For $n$ even, antipodal map of $S^n$ is homotopic to reflection and has degree $-1$?

Question

How do I see that for $n$ even, the antipodal map of $S^n$ is homotopic to the reflection$$r(x_1, \dots, x_{n+1}) = (-x_1, x_2, \dots, x_{n+1}),$$and therefore has degree $-1$? Thanks for your time.

Progress. I think we want to create a continuous transformation from$$ \begin{pmatrix} -1 & 0 & \ldots & 0 \\ 0 & -1 & \ldots & 0 \\ \vdots & \vdots & \ddots & \vdots \\ 0 & 0 & \ldots & -1 \end{pmatrix}$$to$$ \begin{pmatrix} -1 & 0 & \ldots & 0 \\ 0 & 1 & \ldots & 0 \\ \vdots & \vdots & \ddots & \vdots \\ 0 & 0 & \ldots & 1 \end{pmatrix}?$$

Answer 1

We claim for any sphere $S^n$, there is a homotopy between the identity and the double reflection$$(x_0, x_1, x_2, \dots, x_n) \mapsto (-x_0, -x_1, x_2, \dots, x_n).$$To see this, define$$\ell: S^n \to \mathbb{R},\text{ }r(x_0, \dots, x_n) = \sqrt{x_0^2 + x_1^2},$$and$$\theta:S^n \to [0, 2\pi),\text{ }\theta(x_0, \dots, x_n) = \text{Arg}(x_0 + ix_1).$$Since$$(x_0, x_1) = (\ell(x)\cos(\theta(x)), \ell(x)\sin(\theta(x))),$$we have the homotopy$$H: S^n \times [0, \pi] \to S^n,\text{ }H(x, t) = (\ell(x)\cos(\theta(x) + t),\ell(x)\sin(\theta(x) + t),x_2, \dots, x_n)$$taking$$H(x, 0) = (x_0, x_1, x_2, \dots, x_n) \text{ to }H(x, \pi) = (-x_0, -x_1, x_2, \dots, x_n).$$In fact, there is nothing special about the indices $0$ and $1$, as this argument shows there is a homotopy between the identity and any double reflection. In particular, if $n$ is even, we have a homotopy between the identity and$$(x_0, x_1, \dots, x_n) \mapsto (x_0, -x_1, \dots, -x_n).$$Composing this homotopy with the antipodal map gives the desired homotopy between the antipodal map and the single reflection $r$.

Answer 2

We start by showing the map $x=(x_1,x_2,\ldots ,x_n)\mapsto (-x_1,-x_2,\ldots, x_n)$ where we flip the sign on the first two coordinates is homotopic to the identity. Suppose $x_1^2+x_2^2=r(x)^2$ for some $0\leq r(x)\leq 1$. Say $(x_1,x_2)=(r(x)\cos \theta(x),r\sin\theta(x))$.Note that $r(x)$ and $\theta(x)$ are continuous functions of $x$, provided you think of $\theta(x)$ as an element of the circle so $\theta=\theta+2n\pi$. Consider the homotopy $$(x_1,x_2,\ldots ,x_n)\mapsto (r\cos (\theta+t\pi),r\sin(\theta+t\pi),x_3,\ldots,x_n).$$ This is a rotation of the entire sphere which fixes the last $n-2$ coordinates and reverses the sign of the first two coordinates.

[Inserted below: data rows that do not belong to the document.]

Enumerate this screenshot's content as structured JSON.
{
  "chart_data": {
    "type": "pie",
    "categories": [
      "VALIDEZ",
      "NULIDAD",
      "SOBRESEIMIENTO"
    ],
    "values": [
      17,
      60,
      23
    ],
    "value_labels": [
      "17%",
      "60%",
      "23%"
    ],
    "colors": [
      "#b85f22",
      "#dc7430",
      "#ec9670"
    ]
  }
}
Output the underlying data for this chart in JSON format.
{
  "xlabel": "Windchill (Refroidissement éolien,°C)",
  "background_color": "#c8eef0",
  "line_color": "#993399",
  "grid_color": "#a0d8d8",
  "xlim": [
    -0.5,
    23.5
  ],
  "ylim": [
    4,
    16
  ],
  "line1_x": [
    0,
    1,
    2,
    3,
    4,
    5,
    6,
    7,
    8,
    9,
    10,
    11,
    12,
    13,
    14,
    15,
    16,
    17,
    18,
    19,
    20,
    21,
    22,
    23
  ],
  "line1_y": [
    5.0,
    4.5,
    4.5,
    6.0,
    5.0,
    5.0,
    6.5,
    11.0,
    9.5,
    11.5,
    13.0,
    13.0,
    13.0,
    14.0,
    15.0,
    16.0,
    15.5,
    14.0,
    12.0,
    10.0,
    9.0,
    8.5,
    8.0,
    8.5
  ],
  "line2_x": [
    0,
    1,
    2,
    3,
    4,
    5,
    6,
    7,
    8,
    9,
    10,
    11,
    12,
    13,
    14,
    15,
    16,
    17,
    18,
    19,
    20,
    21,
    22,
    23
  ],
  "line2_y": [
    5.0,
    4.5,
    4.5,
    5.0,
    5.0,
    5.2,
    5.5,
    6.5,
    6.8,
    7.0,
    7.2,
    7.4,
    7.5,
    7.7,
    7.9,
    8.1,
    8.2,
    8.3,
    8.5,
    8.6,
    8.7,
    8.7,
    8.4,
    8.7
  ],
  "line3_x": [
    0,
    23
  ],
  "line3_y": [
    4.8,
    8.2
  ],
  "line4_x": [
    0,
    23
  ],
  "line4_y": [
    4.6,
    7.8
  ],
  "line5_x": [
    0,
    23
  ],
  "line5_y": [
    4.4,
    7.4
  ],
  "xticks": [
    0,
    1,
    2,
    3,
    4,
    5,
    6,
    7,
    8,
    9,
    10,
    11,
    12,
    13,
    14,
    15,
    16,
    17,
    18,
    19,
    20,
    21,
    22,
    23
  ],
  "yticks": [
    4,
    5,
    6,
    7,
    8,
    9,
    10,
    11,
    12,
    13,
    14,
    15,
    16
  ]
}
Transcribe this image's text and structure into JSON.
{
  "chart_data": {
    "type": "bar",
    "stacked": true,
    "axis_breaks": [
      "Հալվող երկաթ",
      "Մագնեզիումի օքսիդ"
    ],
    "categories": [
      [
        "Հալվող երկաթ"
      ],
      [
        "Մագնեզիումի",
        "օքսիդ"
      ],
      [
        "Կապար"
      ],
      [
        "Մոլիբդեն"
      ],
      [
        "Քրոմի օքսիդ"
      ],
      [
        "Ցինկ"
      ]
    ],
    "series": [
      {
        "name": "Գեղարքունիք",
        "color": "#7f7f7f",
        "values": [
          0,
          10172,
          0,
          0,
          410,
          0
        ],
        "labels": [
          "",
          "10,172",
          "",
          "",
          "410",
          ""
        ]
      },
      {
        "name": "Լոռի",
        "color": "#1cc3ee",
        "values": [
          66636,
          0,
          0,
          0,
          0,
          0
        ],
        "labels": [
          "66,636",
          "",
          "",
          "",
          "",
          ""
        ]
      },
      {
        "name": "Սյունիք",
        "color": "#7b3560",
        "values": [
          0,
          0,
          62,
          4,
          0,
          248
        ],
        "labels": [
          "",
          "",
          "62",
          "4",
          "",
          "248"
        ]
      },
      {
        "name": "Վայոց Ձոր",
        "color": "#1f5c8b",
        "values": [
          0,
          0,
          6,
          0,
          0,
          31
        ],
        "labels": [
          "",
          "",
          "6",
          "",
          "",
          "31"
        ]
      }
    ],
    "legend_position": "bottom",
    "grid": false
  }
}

Now you can perform a similar homotopy to reverse the sign of any pair of coordinates, which is all you need to complete the proof.

Answer 3

Note that $\rho = \rho_0 \cdots \rho_n$, where $\rho_i(x_0, \dots, x_n) = (x_0, \dots, x_{i-1}, -x_i, x_{i+1}, \dots, x_n)$. Since $\rho_i$ is conjugate to $\rho_j$ via a homeomorphism $g\in SO(n)$, we have $\deg \rho = (\deg \rho_0) \cdots (\deg \rho_n) = (\deg \rho_0)^{n+1}$. But $(\deg \rho_0)^2 = (\deg \rho_0^2) = 1$, so $\deg \rho = \deg \rho_0$ by the fact that $n$ is even.